[llvm] r200219 - [vectorize] Initial version of respecting PGO in the vectorizer: treat
David Blaikie
dblaikie at gmail.com
Mon Jan 27 09:46:50 PST 2014
On Mon, Jan 27, 2014 at 5:11 AM, Chandler Carruth <chandlerc at gmail.com>wrote:
> Author: chandlerc
> Date: Mon Jan 27 07:11:50 2014
> New Revision: 200219
>
> URL: http://llvm.org/viewvc/llvm-project?rev=200219&view=rev
> Log:
> [vectorize] Initial version of respecting PGO in the vectorizer: treat
> cold loops as-if they were being optimized for size.
>
> Nothing fancy here. Simply test case included. The nice thing is that we
> can now incrementally build on top of this to drive other heuristics.
> All of the infrastructure work is done to get the profile information
> into this layer.
>
> The remaining work necessary to make this a fully general purpose loop
> unroller for very hot loops is to make it a fully general purpose loop
> unroller. Things I know of but am not going to have time to benchmark
> and fix in the immediate future:
>
> 1) Don't disable the entire pass when the target is lacking vector
> registers. This really doesn't make any sense any more.

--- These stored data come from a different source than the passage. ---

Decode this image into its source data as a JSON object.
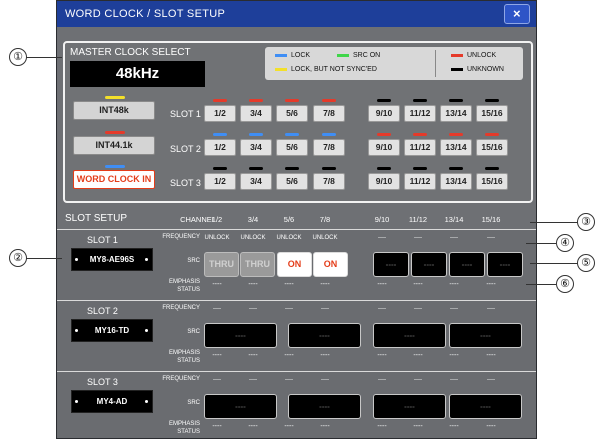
{
  "title": "WORD CLOCK / SLOT SETUP",
  "close_label": "×",
  "callouts": [
    "①",
    "②",
    "③",
    "④",
    "⑤",
    "⑥"
  ],
  "master_clock": {
    "title": "MASTER CLOCK SELECT",
    "value": "48kHz",
    "legend": [
      {
        "label": "LOCK",
        "color": "#3f8ef5"
      },
      {
        "label": "SRC ON",
        "color": "#3fd64a"
      },
      {
        "label": "UNLOCK",
        "color": "#e53a2a"
      },
      {
        "label": "LOCK, BUT NOT SYNC'ED",
        "color": "#f3e02a"
      },
      {
        "label": "UNKNOWN",
        "color": "#000000"
      }
    ],
    "sources": [
      {
        "label": "INT48k",
        "indicator": "#f3e02a",
        "active": false
      },
      {
        "label": "INT44.1k",
        "indicator": "#e53a2a",
        "active": false
      },
      {
        "label": "WORD CLOCK IN",
        "indicator": "#3f8ef5",
        "active": true
      }
    ],
    "slots": [
      {
        "label": "SLOT 1",
        "channels": [
          "1/2",
          "3/4",
          "5/6",
          "7/8",
          "9/10",
          "11/12",
          "13/14",
          "15/16"
        ],
        "indicators": [
          "#e53a2a",
          "#e53a2a",
          "#e53a2a",
          "#e53a2a",
          "#000000",
          "#000000",
          "#000000",
          "#000000"
        ]
      },
      {
        "label": "SLOT 2",
        "channels": [
          "1/2",
          "3/4",
          "5/6",
          "7/8",
          "9/10",
          "11/12",
          "13/14",
          "15/16"
        ],
        "indicators": [
          "#3f8ef5",
          "#3f8ef5",
          "#3f8ef5",
          "#3f8ef5",
          "#e53a2a",
          "#e53a2a",
          "#e53a2a",
          "#e53a2a"
        ]
      },
      {
        "label": "SLOT 3",
        "channels": [
          "1/2",
          "3/4",
          "5/6",
          "7/8",
          "9/10",
          "11/12",
          "13/14",
          "15/16"
        ],
        "indicators": [
          "#000000",
          "#000000",
          "#000000",
          "#000000",
          "#000000",
          "#000000",
          "#000000",
          "#000000"
        ]
      }
    ]
  },
  "slot_setup": {
    "title": "SLOT SETUP",
    "channel_label": "CHANNEL",
    "channels": [
      "1/2",
      "3/4",
      "5/6",
      "7/8",
      "9/10",
      "11/12",
      "13/14",
      "15/16"
    ],
    "row_labels": {
      "frequency": "FREQUENCY",
      "src": "SRC",
      "emphasis": "EMPHASIS",
      "status": "STATUS"
    },
    "slots": [
      {
        "name": "SLOT 1",
        "card": "MY8-AE96S",
        "frequency": [
          "UNLOCK",
          "UNLOCK",
          "UNLOCK",
          "UNLOCK",
          "----",
          "----",
          "----",
          "----"
        ],
        "src": [
          "THRU",
          "THRU",
          "ON",
          "ON",
          "----",
          "----",
          "----",
          "----"
        ],
        "emphasis": [
          "----",
          "----",
          "----",
          "----",
          "----",
          "----",
          "----",
          "----"
        ]
      },
      {
        "name": "SLOT 2",
        "card": "MY16-TD",
        "frequency": [
          "----",
          "----",
          "----",
          "----",
          "----",
          "----",
          "----",
          "----"
        ],
        "src": [
          "----",
          "----",
          "----",
          "----"
        ],
        "emphasis": [
          "----",
          "----",
          "----",
          "----",
          "----",
          "----",
          "----",
          "----"
        ]
      },
      {
        "name": "SLOT 3",
        "card": "MY4-AD",
        "frequency": [
          "----",
          "----",
          "----",
          "----",
          "----",
          "----",
          "----",
          "----"
        ],
        "src": [
          "----",
          "----",
          "----",
          "----"
        ],
        "emphasis": [
          "----",
          "----",
          "----",
          "----",
          "----",
          "----",
          "----",
          "----"
        ]
      }
    ]
  }
}
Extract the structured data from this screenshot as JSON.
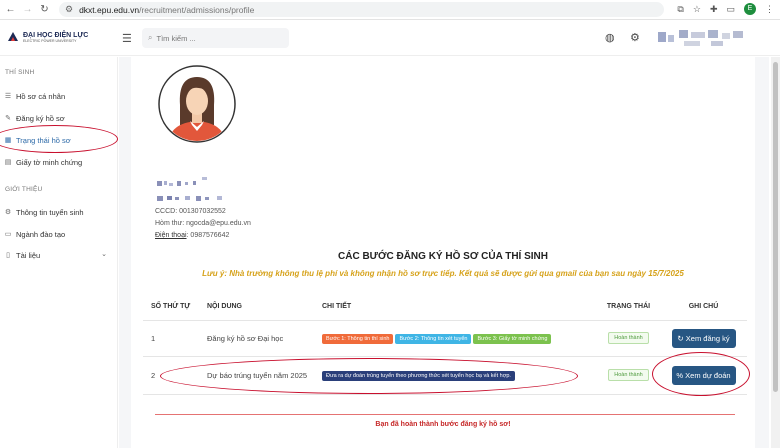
{
  "browser": {
    "url_host": "dkxt.epu.edu.vn",
    "url_path": "/recruitment/admissions/profile",
    "profile_initial": "E"
  },
  "header": {
    "logo_title": "ĐẠI HỌC ĐIỆN LỰC",
    "logo_subtitle": "ELECTRIC POWER UNIVERSITY",
    "search_placeholder": "Tìm kiếm ..."
  },
  "sidebar": {
    "section_candidate": "THÍ SINH",
    "items": [
      {
        "label": "Hồ sơ cá nhân",
        "icon": "list-icon"
      },
      {
        "label": "Đăng ký hồ sơ",
        "icon": "edit-icon"
      },
      {
        "label": "Trạng thái hồ sơ",
        "icon": "calendar-icon",
        "active": true
      },
      {
        "label": "Giấy tờ minh chứng",
        "icon": "file-icon"
      }
    ],
    "section_intro": "GIỚI THIỆU",
    "intro_items": [
      {
        "label": "Thông tin tuyển sinh",
        "icon": "gear-icon"
      },
      {
        "label": "Ngành đào tạo",
        "icon": "book-icon"
      },
      {
        "label": "Tài liệu",
        "icon": "document-icon"
      }
    ]
  },
  "profile": {
    "cccd": "CCCD: 001307032552",
    "email": "Hòm thư: ngocda@epu.edu.vn",
    "phone_label": "Điện thoại",
    "phone_value": ": 0987576642"
  },
  "steps": {
    "title": "CÁC BƯỚC ĐĂNG KÝ HỒ SƠ CỦA THÍ SINH",
    "notice": "Lưu ý: Nhà trường không thu lệ phí và không nhận hồ sơ trực tiếp. Kết quả sẽ được gửi qua gmail của bạn sau ngày 15/7/2025",
    "columns": [
      "SỐ THỨ TỰ",
      "NỘI DUNG",
      "CHI TIẾT",
      "TRẠNG THÁI",
      "GHI CHÚ"
    ],
    "rows": [
      {
        "no": "1",
        "content": "Đăng ký hồ sơ Đại học",
        "tags": [
          {
            "text": "Bước 1: Thông tin thí sinh",
            "color": "#f06b3a"
          },
          {
            "text": "Bước 2: Thông tin xét tuyển",
            "color": "#3fb5e5"
          },
          {
            "text": "Bước 3: Giấy tờ minh chứng",
            "color": "#7cc24e"
          }
        ],
        "status": "Hoàn thành",
        "action": "Xem đăng ký",
        "action_icon": "refresh-icon"
      },
      {
        "no": "2",
        "content": "Dự báo trúng tuyển năm 2025",
        "tags": [
          {
            "text": "Đưa ra dự đoán trúng tuyển theo phương thức xét tuyển học bạ và kết hợp.",
            "color": "#2a3f7a"
          }
        ],
        "status": "Hoàn thành",
        "action": "Xem dự đoán",
        "action_icon": "percent-icon"
      }
    ],
    "done_message": "Bạn đã hoàn thành bước đăng ký hồ sơ!"
  },
  "colors": {
    "accent": "#275683",
    "annotation": "#c8102e",
    "notice": "#d6a21a"
  }
}
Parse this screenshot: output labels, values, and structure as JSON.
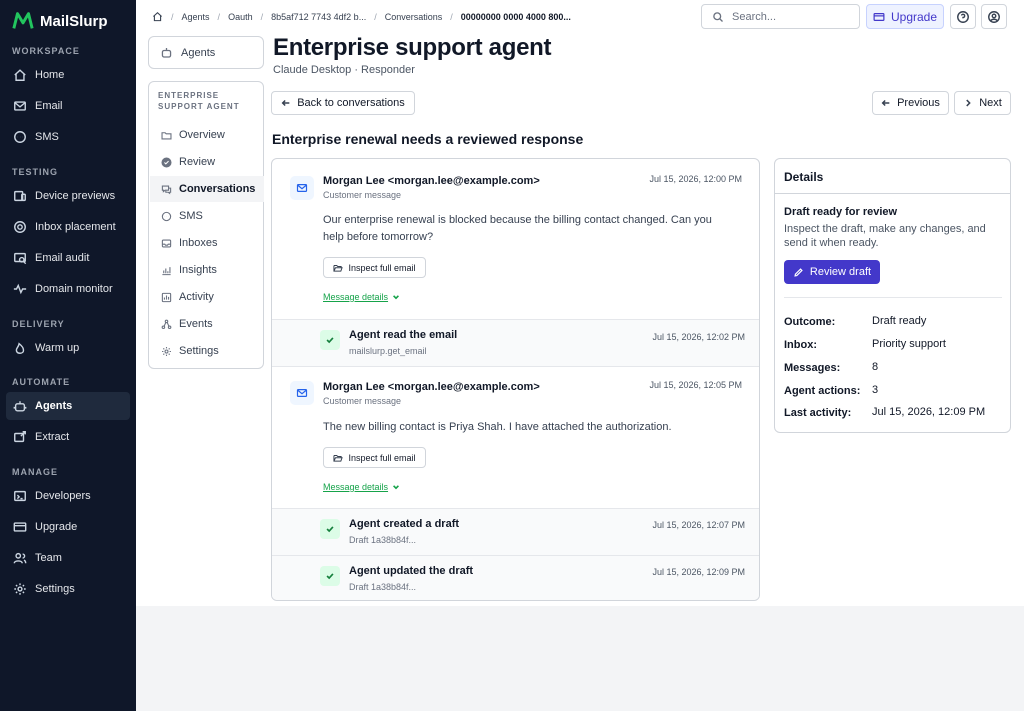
{
  "app": {
    "name": "MailSlurp"
  },
  "sidebar": {
    "sections": [
      {
        "label": "WORKSPACE",
        "items": [
          {
            "label": "Home",
            "icon": "home-icon"
          },
          {
            "label": "Email",
            "icon": "mail-icon"
          },
          {
            "label": "SMS",
            "icon": "sms-icon"
          }
        ]
      },
      {
        "label": "TESTING",
        "items": [
          {
            "label": "Device previews",
            "icon": "device-icon"
          },
          {
            "label": "Inbox placement",
            "icon": "target-icon"
          },
          {
            "label": "Email audit",
            "icon": "audit-icon"
          },
          {
            "label": "Domain monitor",
            "icon": "pulse-icon"
          }
        ]
      },
      {
        "label": "DELIVERY",
        "items": [
          {
            "label": "Warm up",
            "icon": "flame-icon"
          }
        ]
      },
      {
        "label": "AUTOMATE",
        "items": [
          {
            "label": "Agents",
            "icon": "robot-icon",
            "active": true
          },
          {
            "label": "Extract",
            "icon": "extract-icon"
          }
        ]
      },
      {
        "label": "MANAGE",
        "items": [
          {
            "label": "Developers",
            "icon": "terminal-icon"
          },
          {
            "label": "Upgrade",
            "icon": "card-icon"
          },
          {
            "label": "Team",
            "icon": "team-icon"
          },
          {
            "label": "Settings",
            "icon": "gear-icon"
          }
        ]
      }
    ]
  },
  "topbar": {
    "breadcrumbs": [
      "Agents",
      "Oauth",
      "8b5af712 7743 4df2 b...",
      "Conversations",
      "00000000 0000 4000 800..."
    ],
    "search_placeholder": "Search...",
    "upgrade_label": "Upgrade"
  },
  "subnav": {
    "back_label": "Agents",
    "title": "ENTERPRISE SUPPORT AGENT",
    "items": [
      {
        "label": "Overview",
        "icon": "folder-icon"
      },
      {
        "label": "Review",
        "icon": "check-circle-icon"
      },
      {
        "label": "Conversations",
        "icon": "chat-icon",
        "active": true
      },
      {
        "label": "SMS",
        "icon": "sms-icon"
      },
      {
        "label": "Inboxes",
        "icon": "inbox-icon"
      },
      {
        "label": "Insights",
        "icon": "chart-icon"
      },
      {
        "label": "Activity",
        "icon": "activity-icon"
      },
      {
        "label": "Events",
        "icon": "events-icon"
      },
      {
        "label": "Settings",
        "icon": "gear-icon"
      }
    ]
  },
  "page": {
    "title": "Enterprise support agent",
    "subtitle": "Claude Desktop · Responder",
    "back_label": "Back to conversations",
    "prev_label": "Previous",
    "next_label": "Next",
    "conversation_title": "Enterprise renewal needs a reviewed response"
  },
  "thread": {
    "messages": [
      {
        "from": "Morgan Lee <morgan.lee@example.com>",
        "role": "Customer message",
        "time": "Jul 15, 2026, 12:00 PM",
        "body": "Our enterprise renewal is blocked because the billing contact changed. Can you help before tomorrow?",
        "inspect_label": "Inspect full email",
        "details_label": "Message details"
      },
      {
        "from": "Morgan Lee <morgan.lee@example.com>",
        "role": "Customer message",
        "time": "Jul 15, 2026, 12:05 PM",
        "body": "The new billing contact is Priya Shah. I have attached the authorization.",
        "inspect_label": "Inspect full email",
        "details_label": "Message details"
      }
    ],
    "events": [
      {
        "title": "Agent read the email",
        "sub": "mailslurp.get_email",
        "time": "Jul 15, 2026, 12:02 PM"
      },
      {
        "title": "Agent created a draft",
        "sub": "Draft 1a38b84f...",
        "time": "Jul 15, 2026, 12:07 PM"
      },
      {
        "title": "Agent updated the draft",
        "sub": "Draft 1a38b84f...",
        "time": "Jul 15, 2026, 12:09 PM"
      }
    ]
  },
  "details": {
    "heading": "Details",
    "status_title": "Draft ready for review",
    "status_text": "Inspect the draft, make any changes, and send it when ready.",
    "review_label": "Review draft",
    "rows": [
      {
        "key": "Outcome:",
        "value": "Draft ready"
      },
      {
        "key": "Inbox:",
        "value": "Priority support"
      },
      {
        "key": "Messages:",
        "value": "8"
      },
      {
        "key": "Agent actions:",
        "value": "3"
      },
      {
        "key": "Last activity:",
        "value": "Jul 15, 2026, 12:09 PM"
      }
    ]
  },
  "colors": {
    "sidebar_bg": "#0f1729",
    "accent": "#4338ca",
    "success": "#16a34a",
    "logo_green": "#22c55e"
  }
}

> 2) Teach the unroller at least and the vectorizer potentially to handle
> non-if-converted loops. This is trivial for the unroller but hard for
> the vectorizer.
> 3) Compute the relative hotness of the loop and thread that down to the
> various places that make cost tradeoffs (very likely only the
> unroller makes sense here, and then only when dealing with loops that
> are small enough for unrolling to not completely blow out the LSD).
>
> I'm still dubious how useful hotness information will be. So far, my
> experiments show that if we can get the correct logic for determining
> when unrolling actually helps performance, the code size impact is
> completely unimportant and we can unroll in all cases. But at least
> we'll no longer burn code size on cold code.
>
> One somewhat unrelated idea that I've had forever but not had time to
> implement: mark all functions which are only reachable via the global
> constructors rigging in the module as optsize.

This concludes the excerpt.